On the other hand, mutual suspicion exists between Cathy and her mother. Cathy sees Corrine as the rival who dresses up as a debutante and gets courted by handsome men in place of her, who as a pubescent teenager, ought to be the real debutante. Despite repeated requests from Cathy, Corrine neglects to buy her a bra, and returns from her honeymoon with too-small “silly, sweet little-girl garments that screamed out that she didn’t see” how her daughter was growing into a woman (307). Cathy believes that Corrine, who keeps her locked-up and in little-girl clothes, is trying to keep her from growing-up and entering the world herself. Corrine becomes a woman Cathy “hardly recognized as my mother” (206), as Corrine seems more in league with grandmother than with her children. With two older women in league against her, Cathy begins to see herself as one of ballet’s fairytale heroines Aurora, who is held captive and banished to a sleepy quarter of the castle by those who wish to diminish her, in order to protect their own self interests.

When pubertal Cathy begins to turn her thoughts to boys, especially after watching the soap opera romances on the television her mother brings them, the only specimen available to her is Chris. Given Chris and Cathy’s Oedipal and Electral predispositions to the parent of the opposite gender, they are tortured by the attraction between them. When grandmother confronts Chris looking at Cathy’s naked body, and enters at an opportune moment, they know that they have been set up in such close quarters to stare and lust over each other. The saving of Cathy’s hair from grandmother’s threat to cut it, even with the threat of starvation hanging over them, is symbolic.

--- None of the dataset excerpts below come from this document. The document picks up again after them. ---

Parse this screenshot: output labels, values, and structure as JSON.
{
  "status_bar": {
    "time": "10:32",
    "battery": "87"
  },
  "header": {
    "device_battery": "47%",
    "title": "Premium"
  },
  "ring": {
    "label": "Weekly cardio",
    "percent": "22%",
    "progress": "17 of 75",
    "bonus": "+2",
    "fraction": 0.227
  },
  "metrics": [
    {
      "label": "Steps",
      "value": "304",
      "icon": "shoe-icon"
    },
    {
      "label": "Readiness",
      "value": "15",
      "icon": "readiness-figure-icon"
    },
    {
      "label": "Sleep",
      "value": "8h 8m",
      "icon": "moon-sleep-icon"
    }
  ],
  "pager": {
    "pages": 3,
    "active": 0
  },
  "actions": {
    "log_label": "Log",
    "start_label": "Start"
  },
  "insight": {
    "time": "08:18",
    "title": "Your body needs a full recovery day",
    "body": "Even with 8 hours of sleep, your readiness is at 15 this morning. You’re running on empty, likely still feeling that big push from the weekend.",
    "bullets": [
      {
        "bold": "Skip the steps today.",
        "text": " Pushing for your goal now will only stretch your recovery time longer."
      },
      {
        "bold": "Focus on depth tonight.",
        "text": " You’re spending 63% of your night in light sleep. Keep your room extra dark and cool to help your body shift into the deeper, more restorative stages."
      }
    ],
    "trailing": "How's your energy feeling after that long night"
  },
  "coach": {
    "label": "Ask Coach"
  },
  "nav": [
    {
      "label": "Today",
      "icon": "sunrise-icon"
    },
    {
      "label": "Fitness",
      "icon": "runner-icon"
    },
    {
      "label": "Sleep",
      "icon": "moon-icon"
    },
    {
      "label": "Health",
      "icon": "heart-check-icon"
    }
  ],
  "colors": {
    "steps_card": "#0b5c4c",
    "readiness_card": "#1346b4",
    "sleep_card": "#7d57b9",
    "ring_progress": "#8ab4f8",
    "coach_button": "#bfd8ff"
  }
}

For Cathy, losing her long hair is her “worst fear” because it is an asset she has “cherished since Daddy first said it was pretty” and becomes the key to her image as a sexually attractive young woman (244). The quest to save and regrow the hair that grandmother eventually sabotages with tar is therefore key to salvaging her sexuality. Cathy uses Chris—whom she continually asks for validation about her allure—as a mirror to confirm that she will be attractive to men. Although Chris and Cathy are aware that their kisses are leading the way to the sin grandmother set them up to commit, the novel shows that sexual validation is essential to adolescents. Deprived of the potential to form healthy romantic attachments in the outside world, they will seek them at home. As Cathy puts it, “I was at the age for high romantic yearning,” and her romance and intimacy with Chris means that she can on some level replicate the experience of a young woman in the outside world (269).

Finally, in this section of the novel, grandfather, who largely remains a mystery to the children, makes an appearance. While Corrine repeatedly claims that he goes through phases of deterioration and then recovery, the children have a chance to see him for themselves at the Christmas party, where he appears old, and frail with thinning hair, but “unnaturally handsome” (198). When grandfather smiles straight up at Chris and Cathy, they have the uncanny sensation that he has seen them. By the end of the novel, it’s still not certain that grandfather has seen the children; however, he does add a codicil to his will about Corrine inheriting nothing if they discover she has living offspring. At this stage in the novel, however, the fact that grandfather appears in body and has a trophy room full of hunting spoils increases the mystery and sense of danger around his presence.